Autre fleuron du tissu industriel camerounais qui connaît de grandes difficultés: la Cameroon Development Corporation (CDC), aujourd’hui dans la désolation. Le 18 janvier 2019, Franklin Ngoni Njie, le directeur général de la CDC lançait un véritable cri d’alarme à l’endroit des pouvoirs publics: «Nous avons besoin de sécurité pour protéger nos employés et nos champs des attaques répétées des gens qui ne veulent pas nous voir réussir. Des personnes indésirables ont envahi nos plantations et récoltent ce qu’ils n’ont pas semé. Nous avons besoin d’une intervention urgente du gouvernement», s’était-il exprimé dans un total désarroi. Basée dans la localité de Bota à Limbe dans la région du Sud-ouest, la Sonara est frappée de plein fouet par la situation insurrectionnelle dans les territoires anglophones.
Un rapport présenté, fin 2018, par le Groupement Interpatronal du Cameroun (Gicam), estimait à 12 milliards de FCFA, les pertes enregistrées par cette société depuis le déclenchement de la crise anglophone en octobre 2016. Pour redresser la barre, la CDC sollicite un financement de 29 milliards de FCFA. «7 milliards sont nécessaires dans le secteur de l’hévéa, 14 milliards pour les bananeraies, 7 milliards pour les palmeraies. Le reste devrait servir à financer les arriérés de salaires», selon Franklin Ngoni Njie.

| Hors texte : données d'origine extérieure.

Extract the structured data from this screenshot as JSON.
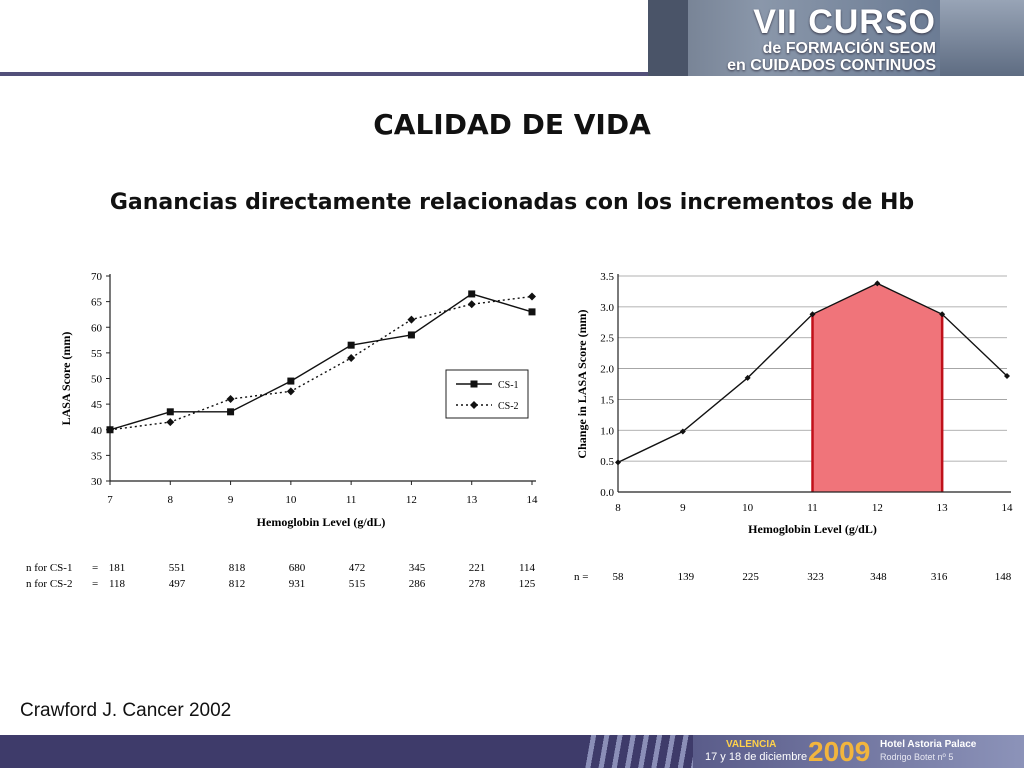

Avec un capital social de 35,7 milliards de FCFA, la CDC dispose d’espaces cultivables constitués de banane, hévéa et huile de palme sur 42.000 hectares. Complètement abandonnés par les ouvriers. Pourtant, la CDC est, après la Fonction publique, le deuxième employeur du Cameroun avec officiellement 22.036 employés temporaires et permanents. L’appel à l’aide de son directeur général est malheureusement resté lettre morte. Par conséquent, la CDC, installée comme la Sonara à Limbe, se meurt lentement mais sûrement, alors que d’autres entreprises publiques parfois de moindre importance en termes d’employés et de rentabilité bénéficient d’une oreille particulièrement attentive du gouvernement.